The UK government has not produced a Wales-specific impact assessment, despite the Welsh government asking for one.

The Bevan Foundation estimates that 275,000 people in Wales could be impacted by changes to personal independence payments (PIP) and 110,000 by changes to universal credit.

The only Welsh Labour MP to speak out publicly against the welfare plans is Steve Witherden, who represents Montgomeryshire and Glyndwr.

Several Labour MSs have criticised the plans and a Labour minister – Jane Hutt – said she had “strongly” raised concerns over the two-child limit for certain benefits, which the UK government has decided not to scrap.

The Welsh Finance Secretary Mark Drakeford has also raised concerns that Wales will be left £65m short because of the way compensation is calculated for public sector bodies’ NICs.

The first minister has been pushing for Wales – as yet unsuccessfully – to get more rail infrastructure spending, including consequential funding for HS2 high speed rail being built in England.

Welsh Labour also wants control of the Crown Estate, which is responsible for the seabed around Wales, and is vital for the development of floating offshore wind.

It has already been devolved to Scotland.

The UK government has acknowledged that Wales has been underfunded on rail and says it would like to make improvements along the south Wales mainline and in north east Wales, but nothing has been confirmed.

There are no plans to devolve the Crown Estate.

HS2 An artists impression of a train running on the High Speed Two railway line.

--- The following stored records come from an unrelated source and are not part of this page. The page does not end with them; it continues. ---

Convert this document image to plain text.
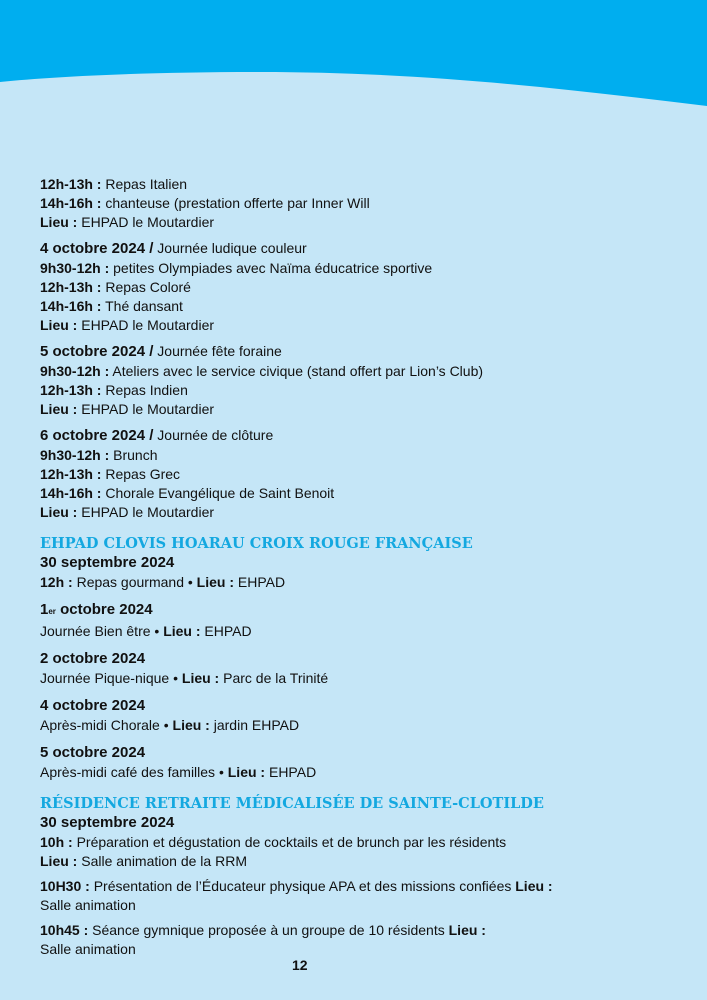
12h-13h : Repas Italien
14h-16h : chanteuse (prestation offerte par Inner Will
Lieu : EHPAD le Moutardier
4 octobre 2024 / Journée ludique couleur
9h30-12h : petites Olympiades avec Naïma éducatrice sportive
12h-13h : Repas Coloré
14h-16h : Thé dansant
Lieu : EHPAD le Moutardier
5 octobre 2024 / Journée fête foraine
9h30-12h : Ateliers avec le service civique (stand offert par Lion’s Club)
12h-13h : Repas Indien
Lieu : EHPAD le Moutardier
6 octobre 2024 / Journée de clôture
9h30-12h : Brunch
12h-13h : Repas Grec
14h-16h : Chorale Evangélique de Saint Benoit
Lieu : EHPAD le Moutardier
EHPAD CLOVIS HOARAU CROIX ROUGE FRANÇAISE
30 septembre 2024
12h : Repas gourmand • Lieu : EHPAD
1er octobre 2024
Journée Bien être • Lieu : EHPAD
2 octobre 2024
Journée Pique-nique • Lieu : Parc de la Trinité
4 octobre 2024
Après-midi Chorale • Lieu : jardin EHPAD
5 octobre 2024
Après-midi café des familles • Lieu : EHPAD
RÉSIDENCE RETRAITE MÉDICALISÉE DE SAINTE-CLOTILDE
30 septembre 2024
10h : Préparation et dégustation de cocktails et de brunch par les résidents
Lieu : Salle animation de la RRM
10H30 : Présentation de l’Éducateur physique APA et des missions confiées Lieu : Salle animation
10h45 : Séance gymnique proposée à un groupe de 10 résidents Lieu : Salle animation
12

The trains is blue and white and is moving quickly, with overhead electric wires above.HS2

Welsh politicians have complained for years about the lack of money for Wales from the High Speed Rail 2 project

Just this week the first minister has come under pressure from opposition parties over the UK government’s plans for the steel industry, with accusations that the steelworks in Port Talbot had been treated differently to the plant at Scunthorpe.

Morgan published a letter to the UK government’s business secretary on Wednesday in which she calls for a “significant ringfence” of a £2.5bn UK government steel fund to be earmarked for Wales.

There are concerns that the bulk of the money could be earmarked for Scunthorpe.

Jo Stevens has previously spoken of resetting the relationship between the two governments to “one of trust, co-operation and mutual respect”.

Speaking in the recent St David’s Day debate in the Commons, she said the UK government had already overseen £6bn of investment committed to Wales, including £25m as part of a plan to make coal tips safe.

There are also thought to be tensions between Labour in Wales and Labour in Westminster over where the main threat to the party lies at next year’s Senedd election.

Broadly speaking MPs think that the biggest challenge comes from Reform. They believe their colleagues in the Senedd are too focused on Plaid Cymru.

Recent polling suggests the three parties are pretty much neck and neck.